Como o título deixa antever, em “Dois Irmãos”, Milton Hatoum conta a história dos gêmeos Yaqub e Omar, que, feito Caim e Abel, entram numa disputa da qual parecem não conseguir escapar. O mais velho, Yaqub, tenta com todas as forças se esquivar daquela teia familiar, mas sempre dá um passo atrás, motivado pelos pedidos da mãe ou por alguma tentativa de dar ordem às coisas. Acontece que nada muda e o personagem só se enreda. Não consegue pular. Sempre me perguntei: o que Yaqub achava que podia ter daquelas pessoas? Por que não conseguia se apartar? Não digo que seja fácil. Costuma-se pagar um preço alto quando se foge de algo, sobretudo de nossas origens, sem se atravessar por dentro e se achar do outro lado. É este exatamente o meu ponto: a travessia é dolorosa, mas necessária. É preciso achar-se sem outro.

Há sempre esse momento em que nos esquecemos de deixar a porta aberta. No entanto, não interessa mais, não há retorno. Após o lamento, vêm o salto, a ruptura.

Essa é a sensação que se tem ao não se reconhecer mais quem um dia amamos muito. Às vezes o amor se transforma em amizade, mas noutras – quando simplesmente deixa de existir – é preciso enterrá-lo. Da mesma forma que algumas amizades continuam a vingar, outras se perdem. Entender que alguém não te ama é realizar que você também pode não amar. E essa afirmativa sequer tem uma ordem de reciprocidade necessária; ela é absoluta. A gente se escolhe.
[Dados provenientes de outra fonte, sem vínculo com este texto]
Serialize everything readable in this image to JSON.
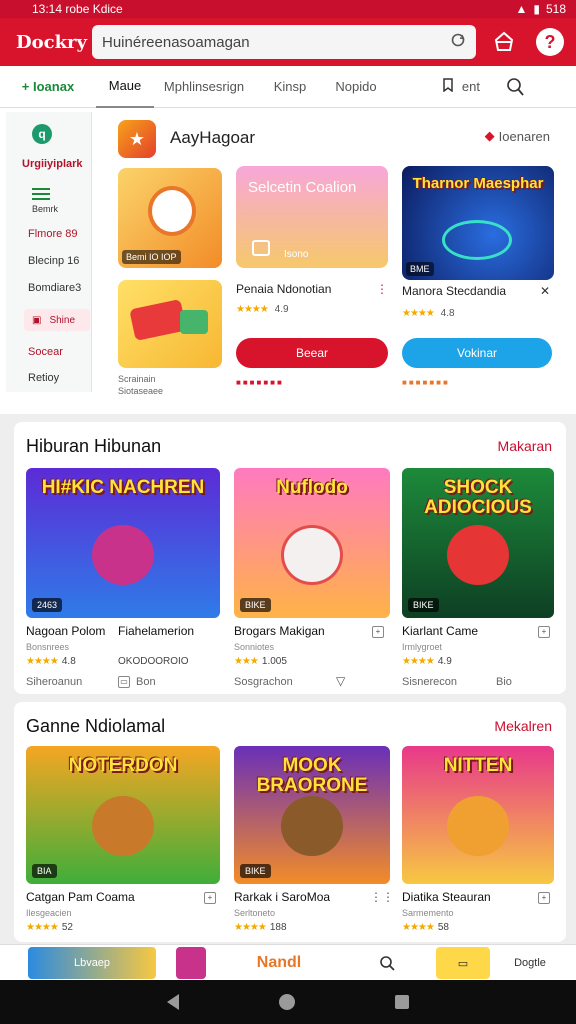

Isso implica que, seja pelo motivo que for, alguém um dia pode não nos escolher mais. É o desamor. E precisamos reconhecê-lo como forma de enxergar a nós próprios e seguirmos adiante. É o fim do espanto.

Se os personagens de Hatoum rodam presos entre si, em “Ciranda de Pedra”, Lygia Fagundes Telles torna protagonista a jovem Virgínia, cuja história é marcada justamente pelo rompimento. O romance de Lygia, escrito em 1954, faz uma crítica à burguesia paulistana. Porém, num plano mais fechado, mostra uma personagem que consegue sair da rejeição para enxergar – sem máscaras – a realidade de uma família corroída. Com a maturidade, Virgínia finalmente desloca sua libido, cessam suas tentativas de ficar com seu amor da infância, Conrado, e de fazer parte daquele círculo fechado, a tal ciranda de pedra. O final do livro narra uma mulher que, tendo experimentado mais uma vez pertencer ao grupo, entende que aquele não é o seu lugar. É o entendimento que Virgínia passa a ter sobre si e sobre os outros que a faz partir para uma longa viagem, sem perspectiva de volta. Ela entende que ali não havia amor e passa a não desejar mais aquilo para si.

É lindo o trecho final do romance: “Trocaram um leve beijo. Depois ela prosseguiu sozinha pelo estreito caminho da sombra. Quando julgou ter atingido a metade, voltou-se. Lá estava Conrado, na mesma posição em que o deixara, de pé na clareira. Mas os frouxos raios de sol que o iluminavam já tinham desaparecido. “Apagou-se”, pensou ela, acenando pela última vez. Ainda ouviu o grito do pássaro rompendo a quietude, porém não o achou mais parecido com a risada de Otávia. Era apenas um som anônimo, perdido na tarde”.

Entender que alguém não te ama é realizar que você também pode não amar. A gente se escolhe. Não, não é uma pena. É o começo da nova vida.

Há tempos em que o amor é dor, mágoa, esperança… Mas há, em algum momento, o ponto em que o amor é o próprio rompimento. Decerto ele havia morrido antes, mas é ao nos depararmos com sua ausência que o enterramos de vez. Assim, perceber que não amamos mais alguém é, curiosamente, a senha para compreendermos que também podemos não ser amados. A compreensão de que não mais escolhemos alguém é a mesma dada quando alguém também já não nos escolhe. Esse jogo de subtração nos liberta, somos apenas um.

O desamor nos ensina a partir, Miss Simone.

É um outro mundo. Deixar de amar talvez seja o término do fascínio, quando as coisas se apresentam como são e o encanto se esvai. Não, não é uma pena. O lamento também perdeu seu lugar. Ficou no passado. O salto concluiu-se. Moving too fast.  Finda o espanto, começa a nova vida.

Grazielle Albuquerque

Grazielle Albuquerque é doutoranda em Ciência Política pela Unicamp, jornalista e arengueira. Criou a Pulga nos idos dos anos 2000 e agora revive a meninice. Nessa nova fase, edita a Pulga desde 2014. É viciada em história, política, café e música. Cultiva o bom humor e tem um quarto azul.